Concrètement, comment se répartissent les grands acteurs du monde, au moment où se développe la crise du Golfe ?

Deux super-puissances politicomilitaires  : les Etats-Unis et l’URSS, toutes deux, à des degrés divers, économiquement malades, alors que, depuis un demi-siècle, elles étaient, l’une leader du monde capitaliste, l’autre leader du monde communiste.

Deux grandes puissances, essentiellement économiques (mais il apparaît clairement que la puissance politique leur sera donnée sous peu par surcroît) : l’Allemagne réunifiée et le Japon.

Un Tiers-Monde en pleine explosion démographique, pillé par les pays riches : financièrement (prêts) et matériellement (cours des matières premières).

La Chine, dont le devenir reste assez imprévisible, surtout après les événements de la place Tien An Men : un pays qui compte près du quart des habitants de la planète.

Etats-Unis

Nous l’avons maintes fois analysée dans ces colonnes : la politique de Reagan, le "grand communicateur", en huit ans, a conduit au déclin industriel et financier des Etats-Unis. L’inflation est repartie, les taux d’intérêts sont élevés car l’Etat, pour combler ses déficits, doit attirer les prêteurs ; mais ces taux élevés gênent les industriels, et effectivement, la croissance était en stagnation avant la crise du Golfe (croissance zéro avant l’été) ; la moitié des 2.500 caisses d’épargne sont en faillite (1) et "35 grandes banques pourraient faire faillite prochainement".

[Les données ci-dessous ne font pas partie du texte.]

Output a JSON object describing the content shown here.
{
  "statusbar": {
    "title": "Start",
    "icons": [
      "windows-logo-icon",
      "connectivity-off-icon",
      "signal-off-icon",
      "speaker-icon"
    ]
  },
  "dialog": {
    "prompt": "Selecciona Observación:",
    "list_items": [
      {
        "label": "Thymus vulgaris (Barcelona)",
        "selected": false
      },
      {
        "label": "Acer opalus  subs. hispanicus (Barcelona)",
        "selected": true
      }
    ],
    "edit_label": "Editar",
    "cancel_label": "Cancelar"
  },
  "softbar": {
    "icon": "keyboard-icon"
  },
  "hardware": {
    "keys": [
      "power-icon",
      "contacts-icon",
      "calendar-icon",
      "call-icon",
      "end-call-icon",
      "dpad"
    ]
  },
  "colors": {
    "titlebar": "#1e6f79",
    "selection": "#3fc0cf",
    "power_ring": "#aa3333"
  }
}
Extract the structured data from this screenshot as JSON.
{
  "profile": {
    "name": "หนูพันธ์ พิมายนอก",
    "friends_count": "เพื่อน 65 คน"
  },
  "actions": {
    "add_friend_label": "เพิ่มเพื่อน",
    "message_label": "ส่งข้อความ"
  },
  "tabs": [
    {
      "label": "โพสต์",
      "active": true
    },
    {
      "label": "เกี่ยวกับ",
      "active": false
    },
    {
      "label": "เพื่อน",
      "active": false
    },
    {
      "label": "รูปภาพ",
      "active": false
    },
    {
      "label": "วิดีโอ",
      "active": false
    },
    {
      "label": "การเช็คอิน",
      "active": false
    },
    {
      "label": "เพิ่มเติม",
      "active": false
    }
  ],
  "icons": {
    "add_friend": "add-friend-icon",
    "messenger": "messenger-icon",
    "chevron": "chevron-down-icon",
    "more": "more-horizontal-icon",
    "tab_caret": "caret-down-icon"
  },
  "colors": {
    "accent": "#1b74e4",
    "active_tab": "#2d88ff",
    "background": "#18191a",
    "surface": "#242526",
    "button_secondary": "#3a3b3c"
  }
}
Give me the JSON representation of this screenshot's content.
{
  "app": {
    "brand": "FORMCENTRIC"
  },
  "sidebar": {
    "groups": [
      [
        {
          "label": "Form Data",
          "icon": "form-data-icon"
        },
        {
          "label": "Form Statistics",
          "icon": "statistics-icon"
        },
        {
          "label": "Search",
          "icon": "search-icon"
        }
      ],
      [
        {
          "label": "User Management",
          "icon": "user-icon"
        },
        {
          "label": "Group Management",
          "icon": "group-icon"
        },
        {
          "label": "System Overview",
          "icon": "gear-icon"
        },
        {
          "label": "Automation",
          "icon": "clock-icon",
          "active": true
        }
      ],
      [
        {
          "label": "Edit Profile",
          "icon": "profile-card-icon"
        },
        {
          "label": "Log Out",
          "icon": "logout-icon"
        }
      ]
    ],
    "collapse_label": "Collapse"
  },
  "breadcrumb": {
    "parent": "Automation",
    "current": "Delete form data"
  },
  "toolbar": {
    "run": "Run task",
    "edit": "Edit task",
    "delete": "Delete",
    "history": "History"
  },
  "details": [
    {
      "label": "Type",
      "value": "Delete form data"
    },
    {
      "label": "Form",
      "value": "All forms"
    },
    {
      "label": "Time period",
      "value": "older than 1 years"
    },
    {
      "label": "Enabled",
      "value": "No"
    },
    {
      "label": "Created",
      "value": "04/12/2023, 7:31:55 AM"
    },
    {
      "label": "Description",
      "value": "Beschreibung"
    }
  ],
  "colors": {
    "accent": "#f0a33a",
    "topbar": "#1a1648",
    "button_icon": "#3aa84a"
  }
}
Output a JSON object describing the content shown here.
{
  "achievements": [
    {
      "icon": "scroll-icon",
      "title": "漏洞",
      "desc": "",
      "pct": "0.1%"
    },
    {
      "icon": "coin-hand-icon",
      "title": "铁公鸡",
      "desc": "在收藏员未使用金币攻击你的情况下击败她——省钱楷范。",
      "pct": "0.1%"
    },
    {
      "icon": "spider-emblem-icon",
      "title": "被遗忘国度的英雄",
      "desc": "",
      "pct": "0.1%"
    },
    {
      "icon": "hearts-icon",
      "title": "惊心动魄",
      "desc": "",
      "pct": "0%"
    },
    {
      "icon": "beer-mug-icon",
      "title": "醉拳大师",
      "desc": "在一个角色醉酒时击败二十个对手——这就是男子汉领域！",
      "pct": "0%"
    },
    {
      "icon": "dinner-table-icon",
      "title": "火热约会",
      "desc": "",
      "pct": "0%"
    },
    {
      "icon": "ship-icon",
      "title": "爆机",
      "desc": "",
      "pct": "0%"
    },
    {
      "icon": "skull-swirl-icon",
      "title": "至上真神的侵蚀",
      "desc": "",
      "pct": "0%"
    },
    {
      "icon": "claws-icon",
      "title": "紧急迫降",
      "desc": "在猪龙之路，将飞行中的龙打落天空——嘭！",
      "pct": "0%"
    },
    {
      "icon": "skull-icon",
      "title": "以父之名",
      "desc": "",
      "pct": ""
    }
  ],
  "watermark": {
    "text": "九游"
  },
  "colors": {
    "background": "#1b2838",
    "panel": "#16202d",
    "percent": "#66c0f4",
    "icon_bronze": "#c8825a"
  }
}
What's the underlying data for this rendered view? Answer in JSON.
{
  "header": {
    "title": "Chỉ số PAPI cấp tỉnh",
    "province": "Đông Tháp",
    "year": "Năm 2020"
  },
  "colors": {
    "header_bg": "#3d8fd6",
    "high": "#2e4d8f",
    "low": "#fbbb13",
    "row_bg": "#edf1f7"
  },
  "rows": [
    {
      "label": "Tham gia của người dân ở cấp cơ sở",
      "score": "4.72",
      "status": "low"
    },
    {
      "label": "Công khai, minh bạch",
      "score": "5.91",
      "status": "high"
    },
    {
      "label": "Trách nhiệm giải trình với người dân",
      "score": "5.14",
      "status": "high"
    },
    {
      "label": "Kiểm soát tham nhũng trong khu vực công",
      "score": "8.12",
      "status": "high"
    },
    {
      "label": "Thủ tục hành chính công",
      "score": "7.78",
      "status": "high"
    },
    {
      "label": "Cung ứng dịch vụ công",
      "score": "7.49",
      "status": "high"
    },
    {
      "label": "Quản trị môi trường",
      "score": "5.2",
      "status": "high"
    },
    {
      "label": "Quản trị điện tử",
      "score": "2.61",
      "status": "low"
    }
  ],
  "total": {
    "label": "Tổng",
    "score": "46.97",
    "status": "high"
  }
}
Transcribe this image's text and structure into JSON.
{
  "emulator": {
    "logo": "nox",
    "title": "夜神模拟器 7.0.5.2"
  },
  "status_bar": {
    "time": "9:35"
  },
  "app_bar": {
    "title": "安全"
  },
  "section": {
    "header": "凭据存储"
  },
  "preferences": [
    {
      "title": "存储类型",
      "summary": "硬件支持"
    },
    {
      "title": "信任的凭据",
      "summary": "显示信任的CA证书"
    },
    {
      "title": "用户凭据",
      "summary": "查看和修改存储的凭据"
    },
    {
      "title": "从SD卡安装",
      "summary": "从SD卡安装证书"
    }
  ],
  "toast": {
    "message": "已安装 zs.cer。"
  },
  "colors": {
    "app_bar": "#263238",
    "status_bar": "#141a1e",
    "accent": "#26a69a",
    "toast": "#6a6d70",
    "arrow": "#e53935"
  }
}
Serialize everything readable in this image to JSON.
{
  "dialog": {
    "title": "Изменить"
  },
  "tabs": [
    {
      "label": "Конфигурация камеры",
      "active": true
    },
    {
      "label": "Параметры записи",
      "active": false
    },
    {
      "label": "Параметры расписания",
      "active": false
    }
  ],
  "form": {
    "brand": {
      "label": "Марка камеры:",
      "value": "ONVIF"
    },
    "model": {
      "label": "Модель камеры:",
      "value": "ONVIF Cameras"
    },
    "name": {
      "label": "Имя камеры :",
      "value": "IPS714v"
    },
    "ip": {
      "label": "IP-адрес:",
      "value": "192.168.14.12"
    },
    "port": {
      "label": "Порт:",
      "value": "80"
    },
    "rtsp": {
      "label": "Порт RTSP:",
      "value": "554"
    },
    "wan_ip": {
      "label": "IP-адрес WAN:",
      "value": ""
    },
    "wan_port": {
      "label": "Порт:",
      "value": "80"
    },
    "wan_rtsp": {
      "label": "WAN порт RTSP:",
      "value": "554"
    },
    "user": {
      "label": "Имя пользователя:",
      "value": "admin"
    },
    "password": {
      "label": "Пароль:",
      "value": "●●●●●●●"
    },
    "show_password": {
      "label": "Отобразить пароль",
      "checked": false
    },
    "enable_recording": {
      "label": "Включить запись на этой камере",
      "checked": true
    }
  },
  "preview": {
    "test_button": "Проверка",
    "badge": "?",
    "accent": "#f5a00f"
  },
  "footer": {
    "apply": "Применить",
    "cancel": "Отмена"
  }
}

Cependant les Etats-Unis restent la première puissance militaire du monde ; la célérité et l’ampleur du déploiement de leur force dans le Golfe sont là pour le confirmer. Ils entendent bien garder et renforcer leur rôle de "gendarmes du monde", comme nombre de journalistes et personnalités le constatent couramment. Bush, dont la cote était au plus bas comme gestionnaire de la "maison Amérique", a brusquement crevé les plafonds dès lors qu’il a brandi la force.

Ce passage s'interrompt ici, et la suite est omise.